Results of the NRW Elections

We all know that CDU/FDP lost their majority; but does that mean that SPD has won?

In fact the SPD also lost many votes and the real “winner” of this elections is Die Grünen–Party by gaining their best result ever, just like Die Linke.


With as many votes as the CDU (34,6%) the SPD (34,5%) − clearly none of them had the majority − had the worst result comparing to the last years but still pretended to have won the Elections, totally ignoring that it was the worst result since 1953.

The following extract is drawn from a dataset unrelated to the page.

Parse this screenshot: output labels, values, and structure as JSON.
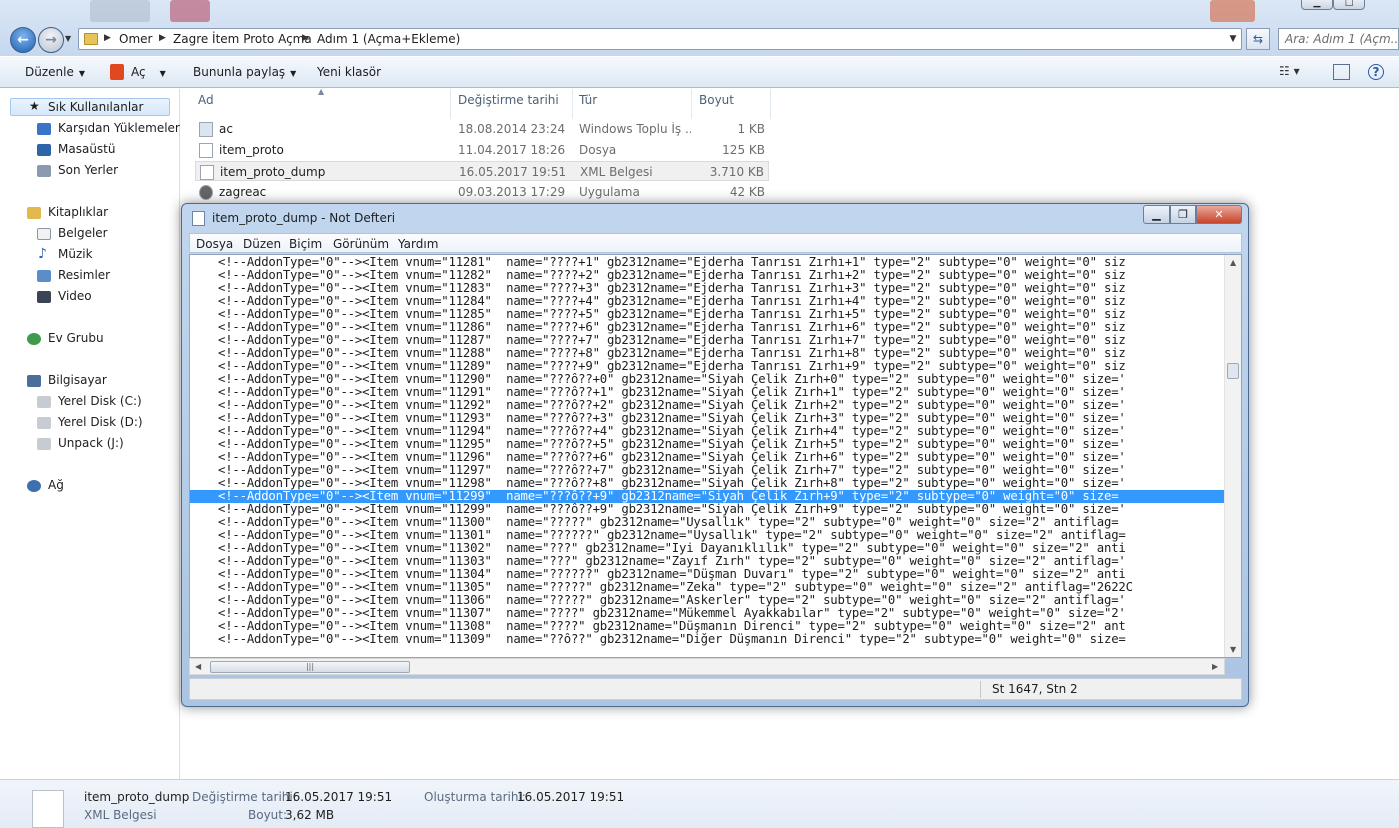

Krafts optimistic statement after the NRW Elections:
"Liebe Freundinnen und Freunde,
liebe Genosssinen und Genossen,
das ist ein guter Tag für NRW-
Schwarz-Gelb ist abgewählt!"


The Red-Green-Coalition − the classic in NRW − decided that the voters gave them the right to govern although they had not enough seats to be the majority in the Landtag of NRW. So it was obvious to complement the Coalition with another party − the SPD tried to have negotiations with the other three parties (CDU/FDP/Linke) − and failed. As soon as the SPD agreed to discuss with the Linke, the FPD woke up and announced that they are no more interested in negotiations when SPD only thinks about meeting the Linke.
This defiance attitude led to isolation and again loosing sympathy to their voters.
More Kindergarten at the CDU:
Rüttgers did not agree to a Grand-Coalition and was not sure whether to continue as a politician.
The candidate Kraft from SPD also lost her sympathies by “Party-Hopping”:
She did not agree a Grand-Coalition nor a Coalition with the Linke.
FDP was not able to communicate nor to unify their direction/needs/statements.
Kraft announced a minority government of SPD/Grüne, then an oppostion government.
It took 6 weeks to decide − now it is official − for the SPD/Grüne to govern NRW in a minority government.

Would you like to know which results came up in your Wahlkreis? Find it here.

This "Blogger" is wondering how a governmentwould work without any leading party. Probably not the worst case for NRW.


Participating parties and Campaign

Germanys party-system can be called a five-party-system and the dominating parties are:

Candidate: Hannelore Kraft

Red Party. Former Working Class Party. Social Security. Fair Wages. Ecological Growth. No Tuition (Fees).

Candidate: Jürgen Rüttgers

Black Party. Conservative. Firm Financial Policies. Tuition (Fees). No Comprehensive Schools.

Candidate: Sylvia Löhrmann

Green Party. Instant Nuclear Phaseout. Alternative Energy Sources. Consistent Climate Protection. New School-System. No Tuition.

Candidate: Andreas Pinkwart

Yellow Party. Liberal. Lower Tax System. Less Bureaucracy. Mix Of All Energy Sources. Promotion Of Future Technologies.

Candidate: Bärbel Beuermann

Red Party. Socialist Party. No Tuition (Fees). Minimum Wage.

Smaller parties attend as well, but there are too many to mention. Here is a Blog about the Piratenpartei. This party grows more and more in popularity.

Personalizing the campaign leads to splitting the candidates from the parties. They have an own Homepage with personal information. The messages of the parties are getting general and the differences appear less. This Blogger analyses the placards used in the election campaign and I hope it might be interesting for you as well.
Nordrhein-Westfalen (NRW) is the federal state with the highest population in Germany, with almost 18 million inhabitants and over 13 million that are entitled to vote. In comparison to entire Germany with almost 82 million inhabitants and over 62 million entitled voters, nearly a quarter of Germanys population had to decide by whom they want to be represented in the federal government of NRW.
Due to quantity of voters the NRW Elections that took place in May 2010 can be seen as the “small Bundestagswahl”. After the Bundetagswahl in September 2009, the ending of the Grand Coalition and the beginning of the CDU/FDP Coalition (Black-Yellow Coalition) the results of the NRW Elections can refer to its residents contentment of the governing parties through the past year.
Interpreting the results of the NRW Election can refer to the satisfaction of the voters with the federal government; in fact politicians and experts come to the conclusion that most voters are not very satisfied with the government respectively the Black-Yellow Coalition, because both parties lost many voters.
As the CDU lost their majority in NRW − now the SPD is enabled to take over the government in NRW − they also lost the majority in the Bundesrat (a legislative Federal Constitutional Body that represents the sixteen Länder (federal states) of Germany at the federal level) that is necessary to resolve new laws. This leads to serious changes in NRW (Rüttgers hands in his resignation), increases the power of the SPD in the Bundesrat, and this again leads to conflicts in the Black-Yellow Coalition of the german government.
I.e. the case of tax reduction: The leading Coalition − especially the FDP − demanded and promised tax reduction, while the opposition and experts affirmed that tax reduction would cause even more harm to Germany.
Quickly after loosing the majority in the Bundesrat the Black-Yellow Coalition ”decided" that tax reduction is probably not the right way of dealing the financial problems that occurred with the financial crisis.